Randomized time stepping of nonlinearly parametrized solutions of evolution problems

TL;DR

This paper introduces a randomized time stepping method using sketching for nonlinear parametrizations in evolution problems, improving conditioning and efficiency in model reduction and PDE solutions.

Contribution

It proposes a novel randomized scheme that regularizes and reduces the complexity of time-stepping in nonlinear parametrized models.

Findings

Improved conditioning of least-squares problems.

Reduced computational complexity per time step.

Competitive accuracy with enhanced runtime efficiency.

Abstract

The Dirac-Frenkel variational principle is a widely used building block for using nonlinear parametrizations in the context of model reduction and numerically solving partial differential equations; however, it typically leads to time-dependent least-squares problems that are poorly conditioned.
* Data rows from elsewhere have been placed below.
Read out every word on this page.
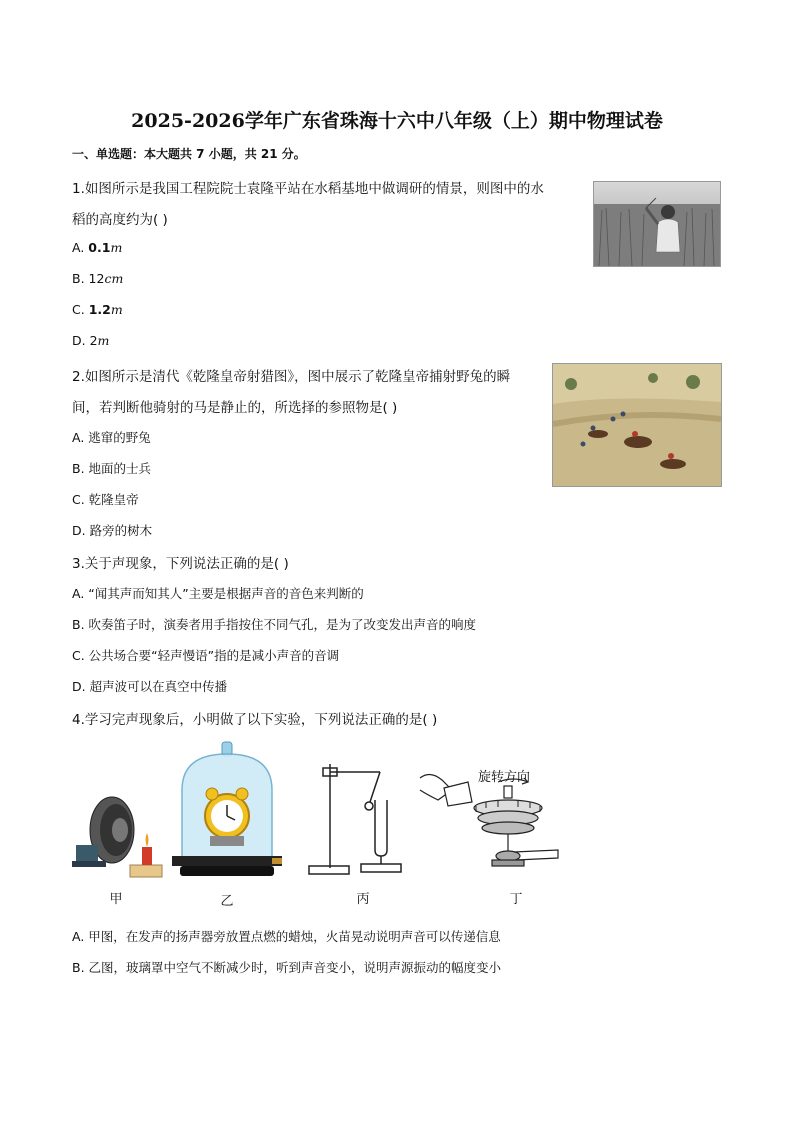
2025-2026学年广东省珠海十六中八年级（上）期中物理试卷
一、单选题：本大题共 7 小题，共 21 分。
1.如图所示是我国工程院院士袁隆平站在水稻基地中做调研的情景，则图中的水
稻的高度约为( )
A. 0.1m
B. 12cm
C. 1.2m
D. 2m
2.如图所示是清代《乾隆皇帝射猎图》，图中展示了乾隆皇帝捕射野兔的瞬
间，若判断他骑射的马是静止的，所选择的参照物是( )
A. 逃窜的野兔
B. 地面的士兵
C. 乾隆皇帝
D. 路旁的树木
3.关于声现象，下列说法正确的是( )
A. “闻其声而知其人”主要是根据声音的音色来判断的
B. 吹奏笛子时，演奏者用手指按住不同气孔，是为了改变发出声音的响度
C. 公共场合要“轻声慢语”指的是减小声音的音调
D. 超声波可以在真空中传播
4.学习完声现象后，小明做了以下实验，下列说法正确的是( )
甲	乙	丙
旋转方向
丁
A. 甲图，在发声的扬声器旁放置点燃的蜡烛，火苗晃动说明声音可以传递信息
B. 乙图，玻璃罩中空气不断减少时，听到声音变小，说明声源振动的幅度变小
This work introduces a randomized time stepping scheme that solves at each time step a low-dimensional, random projection of the parameter vector via sketching. The sketching has a regularization effect that leads to better conditioned least-squares problems and at the same time reduces the number of unknowns that need to be solved for at each time step. Numerical experiments with benchmark examples demonstrate that randomized time stepping via sketching achieves competitive accuracy and outperforms standard regularization in terms of runtime efficiency.